上述方案中,变压器油中溶解的气体含量和变压器油温在一定程度上可以反映变压器绝缘老化或故障的程度,因此将变压器油中溶解的气体含量和变压器油温纳入变压器本体参量的选择范围。In the above scheme, the dissolved gas content in the transformer oil and the transformer oil temperature can reflect the degree of transformer insulation aging or failure to a certain extent. Therefore, the dissolved gas content in the transformer oil and the transformer oil temperature are included in the selection range of the transformer body parameters.
更进一步地,上述基于果蝇算法优化的变压器状态参量数据预测方法中,所述变电站环境参量包括气温、地面湿度、相对湿度、平均风速中的一种或多种。Further, in the above-mentioned method for predicting transformer state parameter data based on fruit fly algorithm optimization, the substation environmental parameters include one or more of air temperature, ground humidity, relative humidity, and average wind speed.
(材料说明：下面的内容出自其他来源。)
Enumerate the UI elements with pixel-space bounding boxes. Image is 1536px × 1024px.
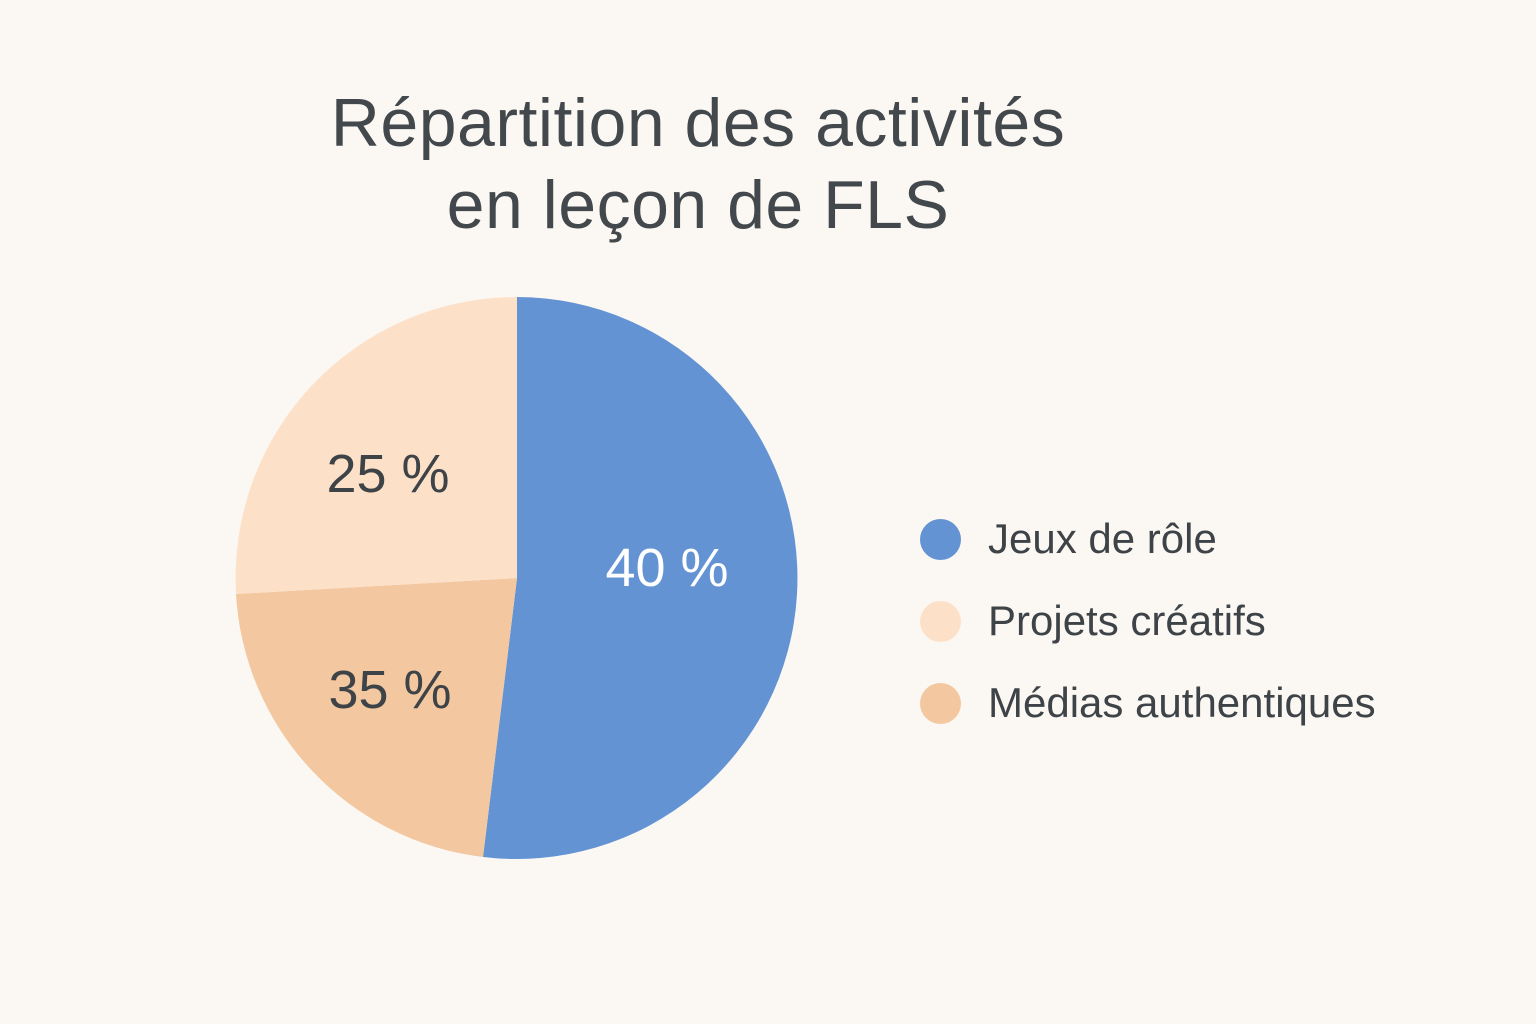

上述方案中,气温、地面湿度、相对湿度、平均风速等因素会对变压器的性能造成影响,被认为是变压器状态的相关因素,因此将气温、地面湿度、相对湿度、平均风速等因素纳入变压器本体参量的选择范围。In the above scheme, factors such as temperature, ground humidity, relative humidity, and average wind speed will affect the performance of the transformer and are considered to be related factors of the transformer state. Therefore, factors such as temperature, ground humidity, relative humidity, and average wind speed are included in the transformer body. Parameter selection range.
更进一步地,上述基于果蝇算法优化的变压器状态参量数据预测方法中,所述变压器油中溶解的气体包括H2、CO、CH4、C2H2、C2H4、C2H6中的一种或多种。Further, in the above-mentioned method for predicting transformer state parameter data based on Drosophila algorithm optimization, the gas dissolved in the transformer oil includes H2 , CO, CH4 , C2 H2 , C2 H4 , C2 H6 one or more of.
上述方案中,可以基于油中溶解气体分析(DGA)相应的色谱数据得到相关参量的原始数据。上述方案采选择的气体种类包括氢气(H2)、一氧化碳(CO)、甲烷(CH4)、乙炔(C2H2)、乙烯(C2H4)以及乙烷(C2H6)。In the above solution, the raw data of the relevant parameters can be obtained based on the corresponding chromatographic data of the Dissolved Gas Analysis (DGA) in the oil. The gas species selected for the above scheme include hydrogen (H2 ), carbon monoxide (CO), methane (CH4 ), acetylene (C2 H2 ), ethylene (C2 H4 ) and ethane (C2 H6 ).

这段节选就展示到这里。